4.12En outre, selon les autorités compétentes en matière d’asile, le requérant n’avait pas indiqué son itinéraire de voyage exact, ce qui était inhabituel de la part d’un étudiant. Son récit manquait de détails personnels, notamment concernant les charges retenues contre lui en République islamique d’Iran, qui auraient dû normalement l’inciter à prendre les mesures nécessaires pour sa sécurité personnelle. De plus, il n’avait jamais été allégué, au cours de la procédure d’asile, que le requérant aurait souffert de troubles post-traumatiques ou que de tels troubles auraient été la cause de divergences dans les déclarations qu’il avait faites aux autorités compétentes.

4.13Les autorités compétentes en matière d’asile ont déterminé que le requérant n’avait pas prouvé qu’il avait quitté la République islamique d’Iran illégalement.
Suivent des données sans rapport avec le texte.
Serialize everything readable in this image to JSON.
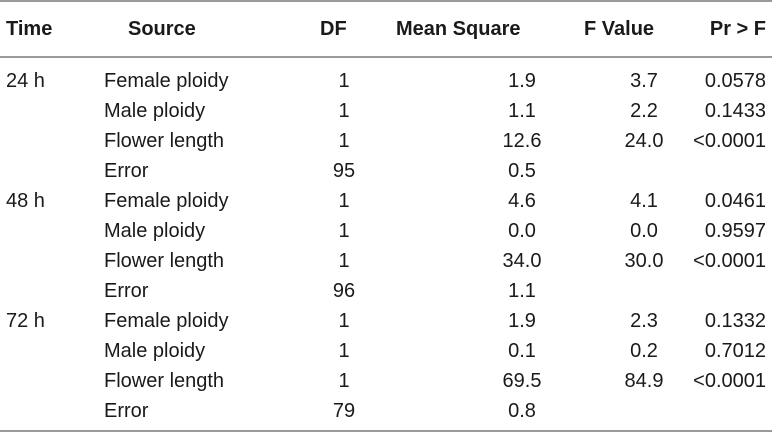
{
  "table": {
    "headers": {
      "time": "Time",
      "source": "Source",
      "df": "DF",
      "mean_square": "Mean Square",
      "f_value": "F Value",
      "pr_f": "Pr > F"
    },
    "rows": [
      {
        "time": "24 h",
        "source": "Female ploidy",
        "df": "1",
        "mean_square": "1.9",
        "f_value": "3.7",
        "pr_f": "0.0578"
      },
      {
        "time": "",
        "source": "Male ploidy",
        "df": "1",
        "mean_square": "1.1",
        "f_value": "2.2",
        "pr_f": "0.1433"
      },
      {
        "time": "",
        "source": "Flower length",
        "df": "1",
        "mean_square": "12.6",
        "f_value": "24.0",
        "pr_f": "<0.0001"
      },
      {
        "time": "",
        "source": "Error",
        "df": "95",
        "mean_square": "0.5",
        "f_value": "",
        "pr_f": ""
      },
      {
        "time": "48 h",
        "source": "Female ploidy",
        "df": "1",
        "mean_square": "4.6",
        "f_value": "4.1",
        "pr_f": "0.0461"
      },
      {
        "time": "",
        "source": "Male ploidy",
        "df": "1",
        "mean_square": "0.0",
        "f_value": "0.0",
        "pr_f": "0.9597"
      },
      {
        "time": "",
        "source": "Flower length",
        "df": "1",
        "mean_square": "34.0",
        "f_value": "30.0",
        "pr_f": "<0.0001"
      },
      {
        "time": "",
        "source": "Error",
        "df": "96",
        "mean_square": "1.1",
        "f_value": "",
        "pr_f": ""
      },
      {
        "time": "72 h",
        "source": "Female ploidy",
        "df": "1",
        "mean_square": "1.9",
        "f_value": "2.3",
        "pr_f": "0.1332"
      },
      {
        "time": "",
        "source": "Male ploidy",
        "df": "1",
        "mean_square": "0.1",
        "f_value": "0.2",
        "pr_f": "0.7012"
      },
      {
        "time": "",
        "source": "Flower length",
        "df": "1",
        "mean_square": "69.5",
        "f_value": "84.9",
        "pr_f": "<0.0001"
      },
      {
        "time": "",
        "source": "Error",
        "df": "79",
        "mean_square": "0.8",
        "f_value": "",
        "pr_f": ""
      }
    ]
  }
}
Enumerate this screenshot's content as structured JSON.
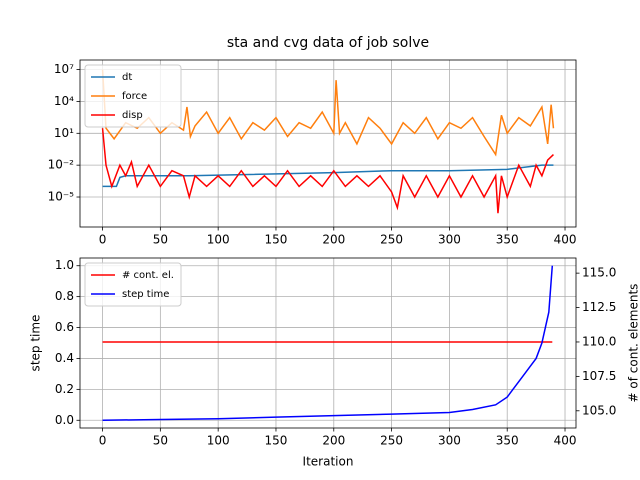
{
  "chart_data": [
    {
      "type": "line",
      "title": "sta and cvg data of job solve",
      "log_y": true,
      "grid": true,
      "legend": "upper left",
      "xlim": [
        -19.5,
        409.5
      ],
      "xticks": [
        0,
        50,
        100,
        150,
        200,
        250,
        300,
        350,
        400
      ],
      "ylim": [
        1.5e-08,
        80000000.0
      ],
      "yticks": [
        {
          "value": 1e-05,
          "label": "10⁻⁵"
        },
        {
          "value": 0.01,
          "label": "10⁻²"
        },
        {
          "value": 10,
          "label": "10¹"
        },
        {
          "value": 10000,
          "label": "10⁴"
        },
        {
          "value": 10000000,
          "label": "10⁷"
        }
      ],
      "series": [
        {
          "name": "dt",
          "color": "#1f77b4",
          "x": [
            0,
            5,
            12,
            15,
            20,
            60,
            70,
            75,
            200,
            250,
            300,
            350,
            380,
            390
          ],
          "values": [
            0.0001,
            0.0001,
            0.0001,
            0.0007,
            0.001,
            0.001,
            0.001,
            0.001,
            0.002,
            0.003,
            0.003,
            0.004,
            0.01,
            0.01
          ]
        },
        {
          "name": "force",
          "color": "#ff7f0e",
          "x": [
            0,
            3,
            10,
            20,
            30,
            40,
            50,
            60,
            70,
            73,
            76,
            80,
            90,
            100,
            110,
            120,
            130,
            140,
            150,
            160,
            170,
            180,
            190,
            200,
            202,
            205,
            210,
            220,
            230,
            240,
            250,
            260,
            270,
            280,
            290,
            300,
            310,
            320,
            330,
            340,
            345,
            350,
            360,
            370,
            380,
            385,
            388,
            390
          ],
          "values": [
            10000000,
            30,
            3,
            100,
            30,
            300,
            10,
            100,
            20,
            3000,
            5,
            50,
            1000,
            10,
            300,
            3,
            100,
            20,
            300,
            5,
            100,
            30,
            1000,
            10,
            1000000,
            10,
            100,
            1,
            300,
            30,
            1,
            100,
            10,
            300,
            3,
            100,
            30,
            300,
            5,
            0.1,
            500,
            10,
            300,
            50,
            3000,
            1,
            5000,
            30
          ]
        },
        {
          "name": "disp",
          "color": "#ff0000",
          "x": [
            0,
            3,
            8,
            15,
            20,
            25,
            30,
            40,
            50,
            60,
            70,
            75,
            80,
            90,
            100,
            110,
            120,
            130,
            140,
            150,
            160,
            170,
            180,
            190,
            200,
            210,
            220,
            230,
            240,
            250,
            255,
            260,
            270,
            280,
            290,
            300,
            310,
            320,
            330,
            340,
            342,
            345,
            350,
            360,
            370,
            375,
            380,
            385,
            390
          ],
          "values": [
            30,
            0.01,
            0.0001,
            0.01,
            0.001,
            0.02,
            0.0001,
            0.01,
            0.0001,
            0.003,
            0.001,
            1e-05,
            0.001,
            0.0001,
            0.001,
            0.0001,
            0.003,
            0.0001,
            0.001,
            0.0001,
            0.003,
            0.0001,
            0.001,
            0.0001,
            0.003,
            0.0001,
            0.001,
            0.0001,
            0.001,
            3e-05,
            1e-06,
            0.001,
            1e-05,
            0.001,
            1e-05,
            0.001,
            1e-05,
            0.001,
            1e-05,
            0.001,
            3e-07,
            0.001,
            1e-05,
            0.01,
            0.0001,
            0.01,
            0.001,
            0.03,
            0.1
          ]
        }
      ]
    },
    {
      "type": "line",
      "xlabel": "Iteration",
      "ylabel": "step time",
      "y2label": "# of cont. elements",
      "grid": true,
      "legend": "upper left",
      "xlim": [
        -19.5,
        409.5
      ],
      "xticks": [
        0,
        50,
        100,
        150,
        200,
        250,
        300,
        350,
        400
      ],
      "ylim": [
        -0.05,
        1.05
      ],
      "yticks": [
        {
          "value": 0,
          "label": "0.0"
        },
        0.2,
        0.4,
        0.6,
        0.8,
        {
          "value": 1,
          "label": "1.0"
        }
      ],
      "y2lim": [
        103.75,
        116.1
      ],
      "y2ticks": [
        {
          "value": 105,
          "label": "105.0"
        },
        107.5,
        {
          "value": 110,
          "label": "110.0"
        },
        112.5,
        {
          "value": 115,
          "label": "115.0"
        }
      ],
      "series": [
        {
          "name": "# cont. el.",
          "color": "#ff0000",
          "axis": "y2",
          "x": [
            0,
            389
          ],
          "values": [
            110,
            110
          ]
        },
        {
          "name": "step time",
          "color": "#0000ff",
          "x": [
            0,
            50,
            100,
            150,
            200,
            250,
            300,
            320,
            340,
            350,
            355,
            365,
            370,
            375,
            380,
            383,
            386,
            388,
            389
          ],
          "values": [
            0,
            0.005,
            0.01,
            0.02,
            0.03,
            0.04,
            0.05,
            0.07,
            0.1,
            0.15,
            0.2,
            0.3,
            0.35,
            0.4,
            0.5,
            0.6,
            0.7,
            0.9,
            1
          ]
        }
      ]
    }
  ]
}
L’État partie fait valoir que le manque de crédibilité de ses allégations de persécution corrobore cette conclusion. En outre, même si le requérant avait prouvé qu’il avait quitté son pays d’origine illégalement et que sa demande d’asile avait été portée à l’attention des autorités iraniennes, cela n’aurait pas suffi, en soi, pour conclure qu’il risquerait d’être soumis à des mauvais traitements ou à la persécution dans son pays d’origine.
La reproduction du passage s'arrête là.